The Diabetic Neuropathies

Practical and Rational Therapy

J. Robinson Singleton, M.D.; A. Gordon Smith, M.D.


Semin Neurol. 2012;32(3):196-203. 

In This Article

Focal, Acute, and Regional Forms of Diabetic Peripheral Nerve Injury

Compressive mononeuropathies, especially ulnar, median, and peroneal, are more common in diabetes. Bilateral and nondominant median mononeuropathy at the wrist are more common in diabetes,[3] although obesity, rather than diabetes, may be the primary driver of increased carpal tunnel syndrome risk.[4] Hand numbness suggests bilateral median mononeuropathies at the wrist (carpal tunnel syndrome) and/or ulnar mononeuropathy at the elbow (cubital tunnel syndrome) in preference to advanced DSP. Nerve conduction studies should be performed to confirm compressive ulnar or median mononeuropathies, and to screen for associated axonal injury. Those with pure demyelinating injury may respond to nocturnal neutral wrist splints and a regimen of studious avoidance for positional cubital tunnel compression. Patients with active denervation should be referred for carpal tunnel decompression, which is nearly as effective for diabetes patients as for normoglycemic controls, improving digital sensation in two-thirds.[5] Ulnar transposition from the cubital tunnel improves symptoms in only 50 to 60% of ulnar mononeuropathy patients.

Diabetes is associated with several acute neuropathic complications. Diabetic lumbosacral radiculoplexus neuropathy (DLRPN or "diabetic amyotrophy") typically presents with the abrupt onset of severe unilateral thigh pain. This is followed by progressive atrophy and weakness, involving proximal more than distal muscles.
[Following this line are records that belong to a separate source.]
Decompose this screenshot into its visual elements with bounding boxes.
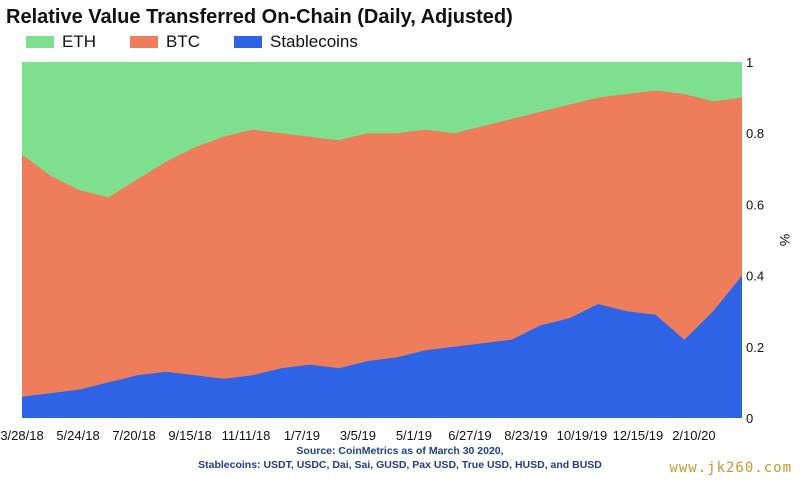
chart-title: Relative Value Transferred On-Chain (Dai… bbox=[6, 6, 513, 28]
x-tick-label: 3/5/19 bbox=[340, 428, 376, 443]
legend-item-stablecoins: Stablecoins bbox=[234, 32, 358, 52]
source-note: Source: CoinMetrics as of March 30 2020,… bbox=[0, 444, 800, 472]
x-tick-label: 8/23/19 bbox=[504, 428, 547, 443]
y-tick-label: 0.8 bbox=[746, 126, 764, 141]
x-tick-label: 2/10/20 bbox=[672, 428, 715, 443]
chart-legend: ETH BTC Stablecoins bbox=[26, 32, 358, 52]
y-axis-label: % bbox=[777, 234, 793, 246]
chart-areas bbox=[22, 62, 742, 418]
legend-swatch-btc bbox=[130, 36, 158, 48]
y-tick-label: 0.4 bbox=[746, 269, 764, 284]
x-tick-label: 1/7/19 bbox=[284, 428, 320, 443]
x-tick-label: 7/20/18 bbox=[112, 428, 155, 443]
y-tick-label: 0 bbox=[746, 411, 753, 426]
x-tick-label: 6/27/19 bbox=[448, 428, 491, 443]
x-tick-label: 5/24/18 bbox=[56, 428, 99, 443]
legend-item-btc: BTC bbox=[130, 32, 200, 52]
x-tick-label: 10/19/19 bbox=[557, 428, 608, 443]
x-axis-ticks: 3/28/18 5/24/18 7/20/18 9/15/18 11/11/18 1/7/… bbox=[0, 428, 715, 443]
source-line-2: Stablecoins: USDT, USDC, Dai, Sai, GUSD,… bbox=[198, 459, 602, 471]
legend-label-btc: BTC bbox=[166, 32, 200, 51]
legend-label-stablecoins: Stablecoins bbox=[270, 32, 358, 51]
x-tick-label: 3/28/18 bbox=[0, 428, 43, 443]
x-tick-label: 5/1/19 bbox=[396, 428, 432, 443]
legend-swatch-stablecoins bbox=[234, 36, 262, 48]
y-tick-label: 1 bbox=[746, 55, 753, 70]
source-line-1: Source: CoinMetrics as of March 30 2020, bbox=[296, 445, 504, 457]
y-tick-label: 0.2 bbox=[746, 340, 764, 355]
y-tick-label: 0.6 bbox=[746, 197, 764, 212]
legend-swatch-eth bbox=[26, 36, 54, 48]
legend-label-eth: ETH bbox=[62, 32, 96, 51]
x-tick-label: 12/15/19 bbox=[613, 428, 664, 443]
y-axis-ticks: 0 0.2 0.4 0.6 0.8 1 bbox=[746, 55, 764, 426]
watermark: www.jk260.com bbox=[669, 460, 792, 476]
area-stablecoins bbox=[22, 275, 742, 418]
x-tick-label: 11/11/18 bbox=[222, 428, 271, 443]
x-tick-label: 9/15/18 bbox=[168, 428, 211, 443]
legend-item-eth: ETH bbox=[26, 32, 96, 52]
Patients may experience dramatic weight loss and many are rendered wheelchair dependent.[6] Distal onset and contralateral limb involvement are common, and patients with severe upper-extremity symptoms or variant DLRPN with motor predominance, absence of pain, and greater clinical symmetry have been described, further broadening the spectrum of this disorder.[7] Most patients experience progression over many months with subsequent improvement, but are left often with permanent deficits.[6]

Diabetic lumbosacral radiculoplexus neuropathy typically affects older patients with type 2 diabetes. Unlike DSP, DLRPN risk is not related to diabetic control or duration. Indeed, DLRPN patients typically have shorter diabetes duration than those with DSP. Electrodiagnostic studies demonstrate evidence of a polyradiculoneuropathy. Cerebrospinal fluid examination is characterized by elevated protein concentration without pleocytosis. Nerve biopsies demonstrate a microvasculitis.[8] These features support an autoimmune etiology. A retrospective case series reported benefit for neuropathic pain in five DLRPN patients treated with intravenous immunoglobulin (IVIg),[9] but a small randomized trial did not demonstrate significant disease modification with IV methylprednisolone. A recent Cochrane review concluded that definitive studies are lacking,[10] perhaps setting the stage for a carefully designed randomized trial of IVIg in this disorder.